I fell in love with Haeger glazes

Where to Find Flower Frogs:  This topic might seem unnecessary as the answer is both simple and obvious, anywhere you find antiques. However, as happened to me, many collectors eventually zero in on a certain manufacturer or form of flower frog. I limited my collecting when I fell in love with a particular manufacturer, but also out of necessity as I was running out of room to display my collection.

While I always enjoy going out and shopping for antiques, with the limits on what I collect it's near impossible to find a new piece for my collection unless I turn to the web. My primary sources are, in order of success, eBay, Facebook groups, and Etsy. There are many other online sources, most notably auction houses and Facebook's Marketplace. But with my limits, they are rarely worth my time and sellers aren't always willing to ship.

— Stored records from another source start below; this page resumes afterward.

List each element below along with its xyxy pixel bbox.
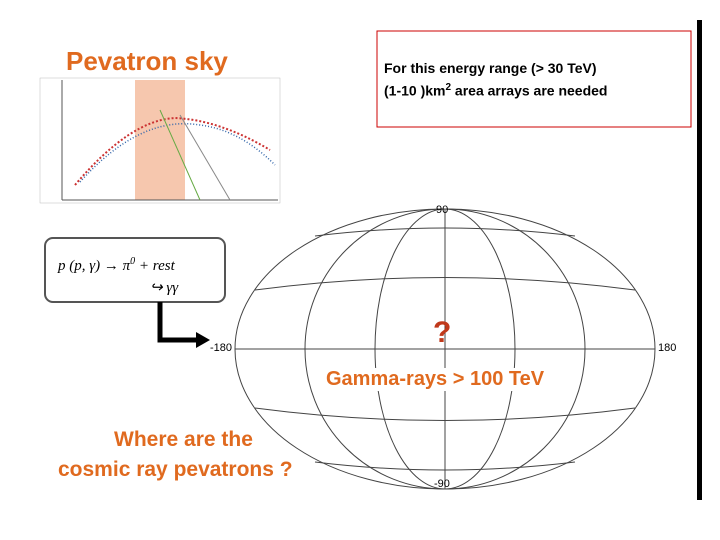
slide-title: Pevatron sky: [66, 46, 228, 76]
map-caption: Gamma-rays > 100 TeV: [326, 368, 545, 391]
map-label: -90: [434, 478, 450, 490]
question-mark: ?: [433, 316, 452, 349]
question-line: cosmic ray pevatrons ?: [58, 458, 293, 481]
note-box: [376, 30, 692, 128]
note-line: For this energy range (> 30 TeV): [384, 60, 597, 76]
formula-line: p (p, γ) → π0 + rest: [58, 256, 175, 275]
arrow: [157, 302, 198, 343]
question-line: Where are the: [114, 428, 253, 451]
formula-arrow: →: [103, 258, 119, 274]
note-line: (1-10 )km2 area arrays are needed: [384, 82, 607, 99]
map-label: 180: [658, 342, 677, 354]
right-bar: [697, 20, 702, 500]
note-text: area arrays are needed: [454, 82, 608, 99]
spectrum-thumbnail: [39, 77, 281, 204]
formula-text: π: [122, 258, 131, 274]
map-label: -180: [210, 342, 233, 354]
sky-map-grid: [234, 208, 656, 490]
formula-box: [44, 237, 226, 303]
formula-text: + rest: [138, 258, 175, 274]
arrowhead: [196, 332, 210, 348]
map-label: 90: [436, 204, 449, 216]
note-text: (1-10 )km: [384, 82, 446, 99]
note-sup: 2: [445, 82, 452, 93]
formula-sup: 0: [130, 256, 136, 267]
formula-text: p (p, γ): [58, 258, 101, 274]
formula-decay: ↪ γγ: [150, 280, 179, 296]
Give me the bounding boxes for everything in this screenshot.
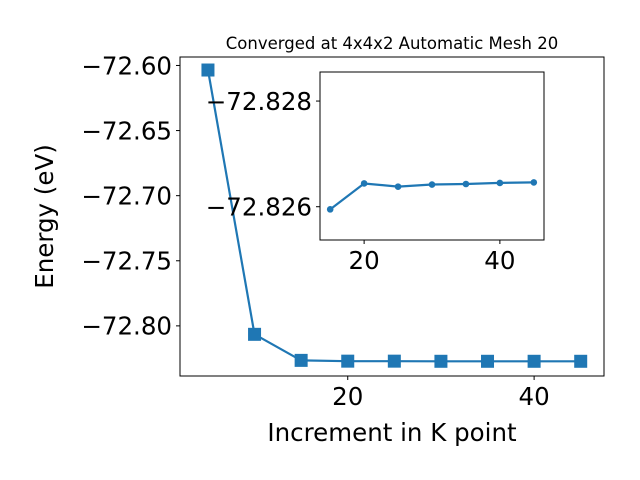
inset-y-tick-label: −72.826 (206, 193, 312, 222)
inset-data-point (394, 183, 402, 190)
data-point (341, 354, 355, 368)
x-tick-label: 20 (332, 382, 363, 411)
inset-x-tick-label: 20 (349, 246, 380, 275)
y-axis-label: Energy (eV) (30, 144, 59, 289)
chart-title: Converged at 4x4x2 Automatic Mesh 20 (226, 34, 558, 53)
data-point (387, 354, 401, 368)
data-point (248, 327, 262, 341)
y-tick-label: −72.60 (81, 51, 172, 80)
inset-plot: 20 40 −72.828 −72.826 (206, 71, 545, 275)
inset-data-point (326, 206, 334, 213)
data-point (294, 353, 308, 367)
y-tick-label: −72.70 (81, 181, 172, 210)
data-point (527, 354, 541, 368)
inset-data-point (462, 180, 470, 188)
inset-y-tick-label: −72.828 (206, 87, 312, 116)
inset-data-point (428, 181, 436, 188)
inset-x-tick-label: 40 (484, 246, 515, 275)
y-tick-label: −72.75 (81, 247, 172, 276)
data-point (201, 63, 215, 77)
y-tick-label: −72.80 (81, 312, 172, 341)
inset-data-point (496, 179, 504, 187)
data-point (434, 354, 448, 368)
data-point (481, 354, 495, 368)
data-point (574, 354, 588, 368)
inset-data-point (360, 180, 368, 187)
y-tick-label: −72.65 (81, 116, 172, 145)
inset-axes-frame (319, 71, 545, 241)
inset-data-point (530, 179, 538, 186)
x-axis-label: Increment in K point (267, 418, 517, 447)
x-tick-label: 40 (519, 382, 550, 411)
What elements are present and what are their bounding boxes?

Price:  I have always accepted the axiom that anything is worth whatever someone is willing to pay for it, and who can possibly know what that is? Therefore, I never fault a seller for "testing the waters" with a high price, dropping it in steps as necessary. However, this means that if you look at eBay listings to determine the value of a piece, you may find some very inflated and misleading prices.

The best way to determine the value of a piece is to look at sold prices. On eBay, click on Advanced next to the Search button, and then check the Sold items box. Professional sellers, and those with large collections to sell, may find it worthwhile to pay a fee to WorthPoint for a more extensive source of information on both identification and pricing.